Followed another period of waiting—anxious this time, for why should there be so much delay?—and then the end.

It is no easy matter for Hindus to enter this country, though there is as yet no definite Hindu exclusion act. The immigration laws already in existence can be so construed, in accordance with the desires of a certain rabid element of whites on the Pacific Coast, that it is almost impossible for a turbaned citizen of Great Britain to enter the United States. For the most part those that now drift into this country of ours land in Canada or Mexico, and straggle across the international line, running the gauntlet to escape detection.

This Kala Singh attempted. It was at Christmas time, we learned through a Hindu who had made the voyage from Shanghai with him. Landed at Salina Cruz, they had taken boat again for Ensenada; thence, working overland, had come to the American border in the vicinity of Yuma. The pair had been detected by the border patrol, pursued, captured, and locked up for the night in a small jail. Participating, before daylight, with men held for greater offenses, in a general jail break, they had been ordered to halt, and fired upon in the darkness. Kala Singh had been found by a chance bullet, and killed instantly.

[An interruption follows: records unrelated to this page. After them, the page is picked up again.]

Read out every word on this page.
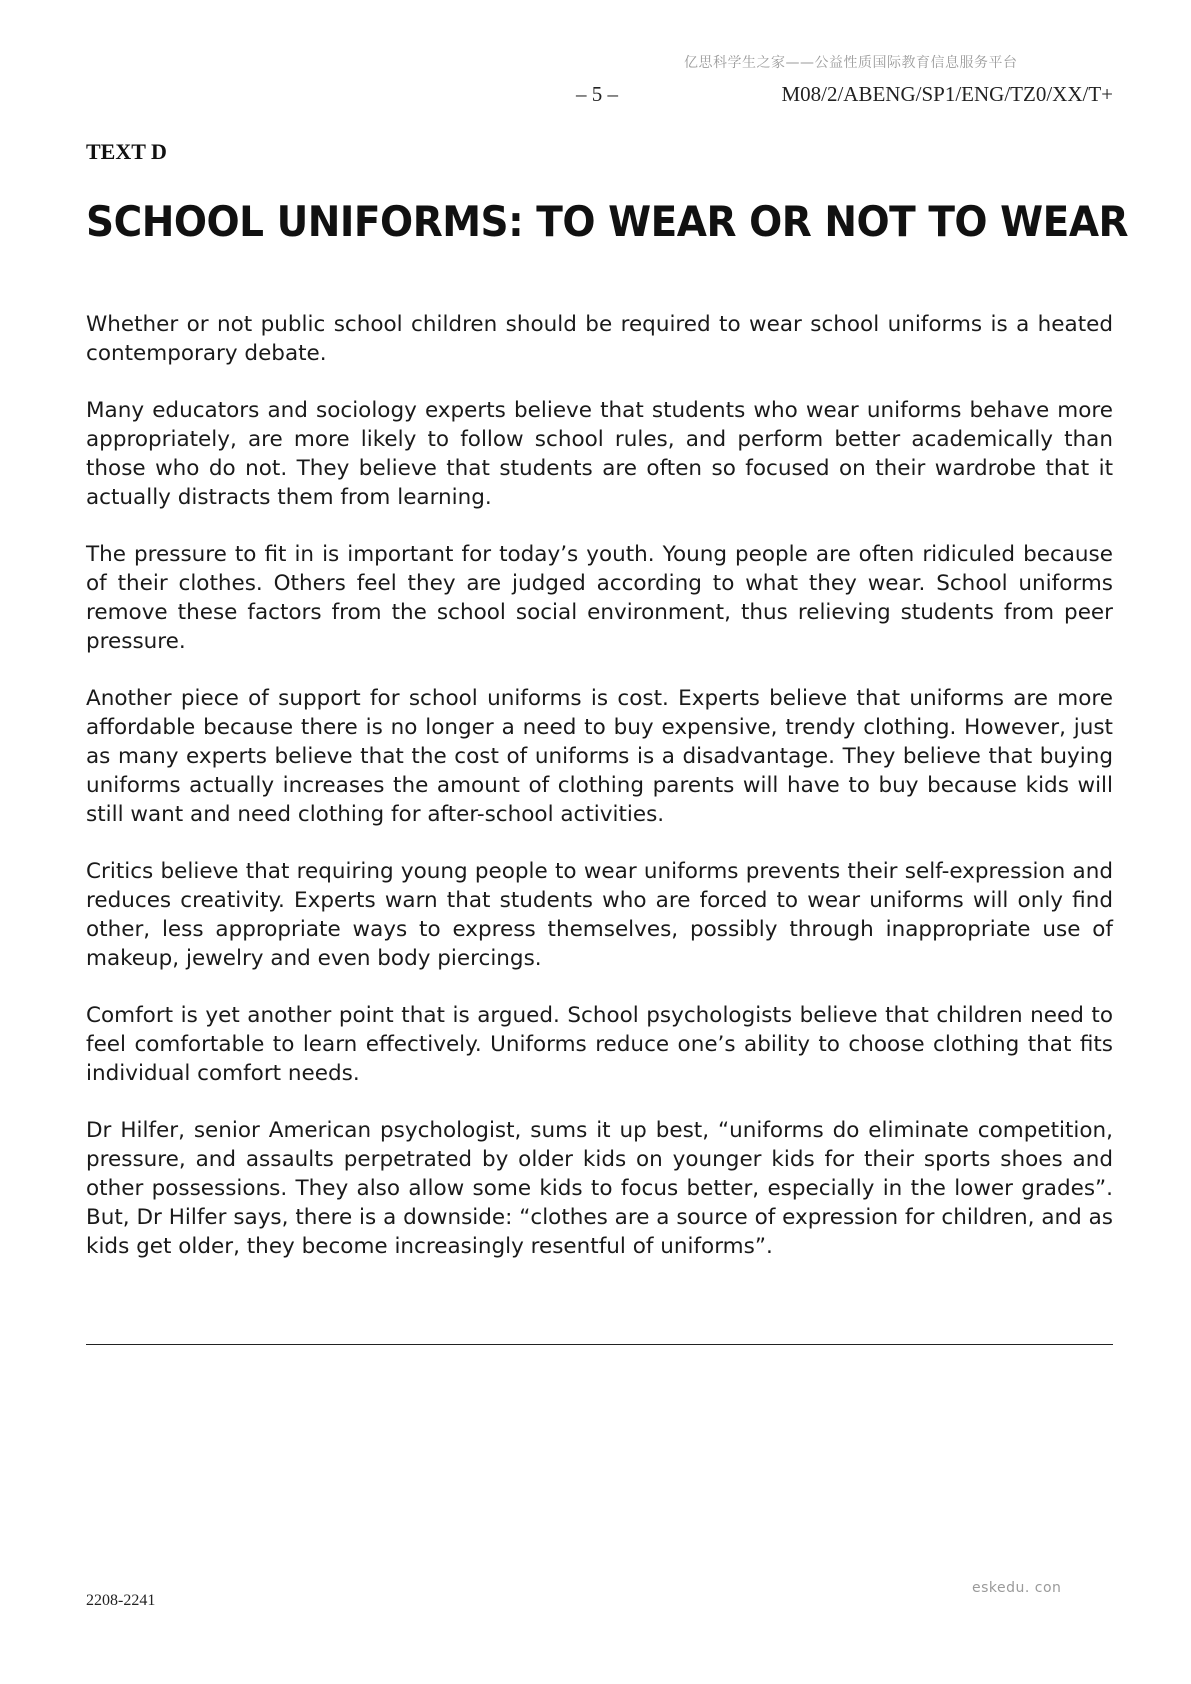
亿思科学生之家——公益性质国际教育信息服务平台
– 5 –	M08/2/ABENG/SP1/ENG/TZ0/XX/T+
TEXT D
SCHOOL UNIFORMS: TO WEAR OR NOT TO WEAR

Whether or not public school children should be required to wear school uniforms is a heated contemporary debate.

Many educators and sociology experts believe that students who wear uniforms behave more appropriately, are more likely to follow school rules, and perform better academically than those who do not. They believe that students are often so focused on their wardrobe that it actually distracts them from learning.

The pressure to fit in is important for today’s youth. Young people are often ridiculed because of their clothes. Others feel they are judged according to what they wear. School uniforms remove these factors from the school social environment, thus relieving students from peer pressure.

Another piece of support for school uniforms is cost. Experts believe that uniforms are more affordable because there is no longer a need to buy expensive, trendy clothing. However, just as many experts believe that the cost of uniforms is a disadvantage. They believe that buying uniforms actually increases the amount of clothing parents will have to buy because kids will still want and need clothing for after-school activities.

Critics believe that requiring young people to wear uniforms prevents their self-expression and reduces creativity. Experts warn that students who are forced to wear uniforms will only find other, less appropriate ways to express themselves, possibly through inappropriate use of makeup, jewelry and even body piercings.

Comfort is yet another point that is argued. School psychologists believe that children need to feel comfortable to learn effectively. Uniforms reduce one’s ability to choose clothing that fits individual comfort needs.

Dr Hilfer, senior American psychologist, sums it up best, “uniforms do eliminate competition, pressure, and assaults perpetrated by older kids on younger kids for their sports shoes and other possessions. They also allow some kids to focus better, especially in the lower grades”. But, Dr Hilfer says, there is a downside: “clothes are a source of expression for children, and as kids get older, they become increasingly resentful of uniforms”.

eskedu. con
2208-2241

“Isn’t there anything we can do?” the Lady of the Castle asked me when I told her about it. “Isn’t there anything?”

I went out to where Prem Singh crouched alone over his little fire of greasewood roots under the great vault of heaven.

“Hello, Mester!” he called listlessly, as I approached awkwardly.

“Hello, Prem Singh!” I answered.

There was a pause. “I make my country bread,” he announced at length, clearing his throat, obviously manufacturing conversation in order to put me at my ease; and then, after a little: “I think maybe go back my country pretty soon.”

“Go back to India, Prem Singh?” I was genuinely surprised.

He nodded affirmation. “Next month, maybe, I go,” he said wearily. “America not very good. My country more better. Maybe bime-by been marry.”